From Bugzilla Helper: User-Agent: Mozilla/4.76 [en] (X11; U; Linux 2.4.10 i686; Nav) Description of problem: pstree from psmisc-20.1-2 fails to show process tree; pstree from psmisc-19-2 (from earlier RH dist) works just fine. Version-Release number of selected component (if applicable): How reproducible: Always Steps to Reproduce: 1. % pstree It looks like line 525 of pstree.c should read if ( sscanf(readbuf, "%*d (%[^)]", comm) == 1) instead of if ( sscanf(readbuf, "%*d (%15c", comm) == 1) 2. 3. Actual Results: % Expected Results: init-+-afpd |-atalkd |-atd |-crond ... % Additional info: It looks like line 525 of pstree.c should read if ( sscanf(readbuf, "%*d (%[^)]", comm) == 1) instead of if ( sscanf(readbuf, "%*d (%15c", comm) == 1)
Works here without any problems. Can you reproduce this on any other machine? By any chance, are you using a nonstandard kernel that modifies the layout of /proc files?
Since your patch can't hurt (even though the original version works on standard setups), I've added it to 20.2-1.

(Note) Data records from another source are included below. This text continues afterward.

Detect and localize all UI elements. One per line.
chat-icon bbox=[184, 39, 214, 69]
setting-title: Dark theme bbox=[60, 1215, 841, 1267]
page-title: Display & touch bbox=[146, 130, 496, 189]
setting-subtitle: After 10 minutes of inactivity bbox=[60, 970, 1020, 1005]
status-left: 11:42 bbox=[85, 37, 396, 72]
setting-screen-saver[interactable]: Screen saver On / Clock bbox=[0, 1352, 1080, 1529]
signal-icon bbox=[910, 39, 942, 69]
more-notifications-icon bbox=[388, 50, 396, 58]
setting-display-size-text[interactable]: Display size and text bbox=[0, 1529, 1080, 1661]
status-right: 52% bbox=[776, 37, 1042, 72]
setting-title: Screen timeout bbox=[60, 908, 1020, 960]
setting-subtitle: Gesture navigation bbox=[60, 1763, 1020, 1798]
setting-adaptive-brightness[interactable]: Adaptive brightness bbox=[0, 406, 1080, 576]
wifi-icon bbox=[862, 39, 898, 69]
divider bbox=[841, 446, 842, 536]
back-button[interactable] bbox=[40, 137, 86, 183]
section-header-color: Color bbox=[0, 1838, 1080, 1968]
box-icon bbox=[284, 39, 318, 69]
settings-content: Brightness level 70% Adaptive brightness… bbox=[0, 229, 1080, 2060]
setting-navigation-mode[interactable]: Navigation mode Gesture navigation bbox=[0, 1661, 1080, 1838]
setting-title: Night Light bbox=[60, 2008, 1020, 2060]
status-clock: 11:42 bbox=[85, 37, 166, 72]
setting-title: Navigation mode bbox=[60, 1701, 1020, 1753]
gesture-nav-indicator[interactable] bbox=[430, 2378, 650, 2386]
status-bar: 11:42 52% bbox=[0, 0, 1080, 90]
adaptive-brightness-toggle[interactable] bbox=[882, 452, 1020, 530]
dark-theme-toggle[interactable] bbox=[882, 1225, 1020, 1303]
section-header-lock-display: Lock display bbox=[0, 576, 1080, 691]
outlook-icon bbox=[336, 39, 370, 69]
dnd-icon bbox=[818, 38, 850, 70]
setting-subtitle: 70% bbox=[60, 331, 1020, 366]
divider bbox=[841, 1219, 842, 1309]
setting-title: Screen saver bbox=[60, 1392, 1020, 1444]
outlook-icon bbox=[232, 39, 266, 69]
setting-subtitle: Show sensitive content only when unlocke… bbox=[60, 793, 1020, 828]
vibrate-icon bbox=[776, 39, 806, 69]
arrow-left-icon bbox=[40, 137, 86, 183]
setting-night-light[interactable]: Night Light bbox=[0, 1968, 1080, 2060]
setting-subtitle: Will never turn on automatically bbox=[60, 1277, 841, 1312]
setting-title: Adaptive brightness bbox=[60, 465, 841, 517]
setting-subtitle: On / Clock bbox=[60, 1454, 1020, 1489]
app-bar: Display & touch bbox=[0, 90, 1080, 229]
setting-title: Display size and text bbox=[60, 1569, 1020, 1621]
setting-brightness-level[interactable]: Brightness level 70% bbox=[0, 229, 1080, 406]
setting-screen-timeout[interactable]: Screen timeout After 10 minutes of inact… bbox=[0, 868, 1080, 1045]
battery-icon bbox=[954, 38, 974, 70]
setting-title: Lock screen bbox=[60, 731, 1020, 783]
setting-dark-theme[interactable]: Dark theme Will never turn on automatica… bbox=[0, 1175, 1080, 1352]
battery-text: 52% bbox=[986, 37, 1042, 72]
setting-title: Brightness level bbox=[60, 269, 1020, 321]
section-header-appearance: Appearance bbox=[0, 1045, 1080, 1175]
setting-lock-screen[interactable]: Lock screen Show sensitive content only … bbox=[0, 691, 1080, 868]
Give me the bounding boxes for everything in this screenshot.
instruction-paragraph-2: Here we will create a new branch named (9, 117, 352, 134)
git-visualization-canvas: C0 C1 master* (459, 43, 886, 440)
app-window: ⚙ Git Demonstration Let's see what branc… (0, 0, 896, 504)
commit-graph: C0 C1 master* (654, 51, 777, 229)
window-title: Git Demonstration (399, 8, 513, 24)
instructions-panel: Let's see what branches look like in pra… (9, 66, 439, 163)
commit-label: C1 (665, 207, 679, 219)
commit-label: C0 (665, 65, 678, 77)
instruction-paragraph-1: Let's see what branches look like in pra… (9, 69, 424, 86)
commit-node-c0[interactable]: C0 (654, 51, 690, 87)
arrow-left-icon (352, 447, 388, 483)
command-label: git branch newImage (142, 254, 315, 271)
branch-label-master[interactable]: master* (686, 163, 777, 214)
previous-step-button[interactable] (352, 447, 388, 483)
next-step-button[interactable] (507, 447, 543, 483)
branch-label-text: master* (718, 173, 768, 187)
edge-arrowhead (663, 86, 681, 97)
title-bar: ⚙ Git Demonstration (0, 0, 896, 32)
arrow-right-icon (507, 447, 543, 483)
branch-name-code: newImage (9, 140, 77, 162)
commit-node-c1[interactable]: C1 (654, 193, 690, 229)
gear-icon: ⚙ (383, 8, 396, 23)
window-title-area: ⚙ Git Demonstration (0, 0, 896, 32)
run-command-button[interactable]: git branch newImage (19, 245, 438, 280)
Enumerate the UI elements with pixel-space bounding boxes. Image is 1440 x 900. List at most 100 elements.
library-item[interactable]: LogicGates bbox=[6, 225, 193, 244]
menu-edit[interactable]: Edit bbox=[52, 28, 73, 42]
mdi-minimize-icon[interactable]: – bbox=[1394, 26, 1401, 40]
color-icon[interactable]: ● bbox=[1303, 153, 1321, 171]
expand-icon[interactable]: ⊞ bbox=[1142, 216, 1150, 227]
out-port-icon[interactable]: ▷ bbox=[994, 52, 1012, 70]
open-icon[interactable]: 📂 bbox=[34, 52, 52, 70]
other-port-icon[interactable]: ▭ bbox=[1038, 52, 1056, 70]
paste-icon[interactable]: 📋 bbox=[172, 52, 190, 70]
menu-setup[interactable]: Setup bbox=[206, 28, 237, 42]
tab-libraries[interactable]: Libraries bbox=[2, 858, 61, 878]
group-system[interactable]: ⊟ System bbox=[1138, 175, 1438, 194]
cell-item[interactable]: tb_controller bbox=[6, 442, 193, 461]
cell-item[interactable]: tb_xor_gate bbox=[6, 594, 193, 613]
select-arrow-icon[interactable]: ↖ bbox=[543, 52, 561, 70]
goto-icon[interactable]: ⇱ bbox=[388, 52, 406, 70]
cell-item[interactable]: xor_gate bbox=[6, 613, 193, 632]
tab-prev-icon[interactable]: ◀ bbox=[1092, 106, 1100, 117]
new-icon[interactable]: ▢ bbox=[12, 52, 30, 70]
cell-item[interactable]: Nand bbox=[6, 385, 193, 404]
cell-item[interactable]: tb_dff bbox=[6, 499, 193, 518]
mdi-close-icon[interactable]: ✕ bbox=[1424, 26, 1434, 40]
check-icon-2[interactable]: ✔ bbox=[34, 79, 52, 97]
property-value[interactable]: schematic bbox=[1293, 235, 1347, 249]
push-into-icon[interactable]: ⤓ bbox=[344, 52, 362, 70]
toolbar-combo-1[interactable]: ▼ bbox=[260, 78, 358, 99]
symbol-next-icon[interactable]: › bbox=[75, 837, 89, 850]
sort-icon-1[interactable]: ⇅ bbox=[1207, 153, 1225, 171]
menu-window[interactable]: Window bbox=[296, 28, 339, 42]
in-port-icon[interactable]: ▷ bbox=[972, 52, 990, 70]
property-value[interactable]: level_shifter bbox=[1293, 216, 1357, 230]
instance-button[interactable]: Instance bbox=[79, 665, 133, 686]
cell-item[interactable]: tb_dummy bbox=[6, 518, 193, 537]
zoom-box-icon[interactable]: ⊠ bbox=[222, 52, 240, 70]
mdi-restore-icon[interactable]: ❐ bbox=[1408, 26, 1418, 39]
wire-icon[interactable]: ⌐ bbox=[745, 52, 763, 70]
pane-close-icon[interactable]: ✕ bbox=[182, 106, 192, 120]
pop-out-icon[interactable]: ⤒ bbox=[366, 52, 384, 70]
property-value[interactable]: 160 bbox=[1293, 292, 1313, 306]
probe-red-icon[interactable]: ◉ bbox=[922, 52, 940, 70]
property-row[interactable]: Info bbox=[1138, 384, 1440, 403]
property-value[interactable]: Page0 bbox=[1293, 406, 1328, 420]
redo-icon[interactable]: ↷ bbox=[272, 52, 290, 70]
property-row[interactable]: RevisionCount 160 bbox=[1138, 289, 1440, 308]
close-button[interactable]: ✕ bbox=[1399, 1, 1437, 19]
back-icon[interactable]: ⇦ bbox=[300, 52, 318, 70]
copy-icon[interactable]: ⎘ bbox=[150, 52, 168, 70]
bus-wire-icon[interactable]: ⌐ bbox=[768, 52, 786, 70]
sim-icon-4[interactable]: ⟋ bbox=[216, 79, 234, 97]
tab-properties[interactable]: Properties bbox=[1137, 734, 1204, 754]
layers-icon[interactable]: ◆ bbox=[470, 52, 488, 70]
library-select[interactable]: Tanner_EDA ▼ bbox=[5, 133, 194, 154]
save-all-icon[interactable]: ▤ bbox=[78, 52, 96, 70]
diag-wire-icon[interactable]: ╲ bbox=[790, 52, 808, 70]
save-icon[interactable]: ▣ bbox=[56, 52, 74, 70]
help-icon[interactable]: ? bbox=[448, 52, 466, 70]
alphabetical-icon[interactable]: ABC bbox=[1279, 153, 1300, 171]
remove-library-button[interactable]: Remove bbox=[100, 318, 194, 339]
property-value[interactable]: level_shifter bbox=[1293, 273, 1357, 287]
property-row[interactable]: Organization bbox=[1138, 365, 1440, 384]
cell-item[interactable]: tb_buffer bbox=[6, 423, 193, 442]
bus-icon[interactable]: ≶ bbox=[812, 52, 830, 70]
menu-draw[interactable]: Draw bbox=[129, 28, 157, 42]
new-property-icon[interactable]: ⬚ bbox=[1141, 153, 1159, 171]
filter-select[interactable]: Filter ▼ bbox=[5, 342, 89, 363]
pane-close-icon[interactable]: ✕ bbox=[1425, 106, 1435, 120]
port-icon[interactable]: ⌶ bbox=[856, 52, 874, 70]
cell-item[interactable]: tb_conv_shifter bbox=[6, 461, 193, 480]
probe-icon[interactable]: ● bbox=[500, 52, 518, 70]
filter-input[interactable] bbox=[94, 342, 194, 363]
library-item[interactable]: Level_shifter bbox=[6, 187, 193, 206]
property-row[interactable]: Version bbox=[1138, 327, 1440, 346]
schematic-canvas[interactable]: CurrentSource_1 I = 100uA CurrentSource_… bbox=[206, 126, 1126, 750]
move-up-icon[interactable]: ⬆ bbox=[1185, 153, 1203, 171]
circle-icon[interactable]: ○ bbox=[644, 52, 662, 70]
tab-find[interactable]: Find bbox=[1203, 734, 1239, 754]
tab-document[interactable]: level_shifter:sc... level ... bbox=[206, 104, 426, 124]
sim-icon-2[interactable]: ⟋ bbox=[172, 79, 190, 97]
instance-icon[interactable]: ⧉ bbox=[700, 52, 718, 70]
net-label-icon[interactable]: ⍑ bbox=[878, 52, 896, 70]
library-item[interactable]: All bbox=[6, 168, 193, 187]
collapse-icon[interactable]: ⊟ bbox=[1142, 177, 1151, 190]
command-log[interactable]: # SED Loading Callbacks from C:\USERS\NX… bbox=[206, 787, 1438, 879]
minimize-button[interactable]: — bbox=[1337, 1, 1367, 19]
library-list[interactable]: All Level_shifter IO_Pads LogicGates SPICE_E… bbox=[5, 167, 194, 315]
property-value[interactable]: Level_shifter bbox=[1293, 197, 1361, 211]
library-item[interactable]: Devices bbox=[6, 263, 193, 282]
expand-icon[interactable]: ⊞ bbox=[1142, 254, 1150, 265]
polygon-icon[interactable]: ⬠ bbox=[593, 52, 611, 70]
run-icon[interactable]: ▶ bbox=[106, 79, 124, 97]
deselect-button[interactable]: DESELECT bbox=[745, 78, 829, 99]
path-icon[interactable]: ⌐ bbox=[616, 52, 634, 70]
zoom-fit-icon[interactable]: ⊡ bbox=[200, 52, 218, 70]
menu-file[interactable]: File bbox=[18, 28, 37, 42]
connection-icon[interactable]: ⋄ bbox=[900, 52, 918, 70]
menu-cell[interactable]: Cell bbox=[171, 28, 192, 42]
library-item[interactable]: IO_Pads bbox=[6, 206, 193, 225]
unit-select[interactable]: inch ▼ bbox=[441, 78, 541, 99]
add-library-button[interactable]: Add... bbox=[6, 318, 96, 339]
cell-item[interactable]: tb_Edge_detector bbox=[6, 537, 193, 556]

At first I suspected kernel version problems, so I rebooted with the kernel distributed in RH72. The problem persisted. Your note caused me to check further. I installed RH72 on a system this past Saturday and it doesn't exhibit the probem. The problem appears on a system which was upgraded from RH71 to RH72. This morning I decided to check library issues. The "installed" system shows: $ ldd /usr/bin/pstree libncurses.so.5 => /usr/lib/libncurses.so.5 (0x40020000) libc.so.6 => /lib/libc.so.6 (0x40061000) /lib/ld-linux.so.2 => /lib/ld-linux.so.2 (0x40000000) The "upgraded" system shows: $ ldd /usr/bin/pstree /lib/libsafe.so.1.3 => /lib/libsafe.so.1.3 (0x40017000) libncurses.so.5 => /usr/lib/libncurses.so.5 (0x40037000) libc.so.6 => /lib/libc.so.6 (0x40078000) libdl.so.2 => /lib/libdl.so.2 (0x401ad000) /lib/ld-linux.so.2 => /lib/ld-linux.so.2 (0x40000000 It appears that libsafe <http://www.bell-labs.com/org/11356/libsafe.html> doesn't properly determine that "comm" is big enough, and thus it suspects possible buffer overflow. My patch just better hides what's happening.
Further examination shows that the problem is not that "comm" is too small, but rather the source string is too short for "%15c". Without going into libsafe code, I suspect that it not only protects from "stack smashing", but also from potential "stack sniffing". A naive implementation of the original "%15c" would allow the code to read beyond the end of the source string. The proposed format '%[^)]' will never read beyond the end of the source string, which keeps libsafe happy. (It appears that glibc doesn't "sniff" in this way, so the authors of libsafe may be overly cautious.)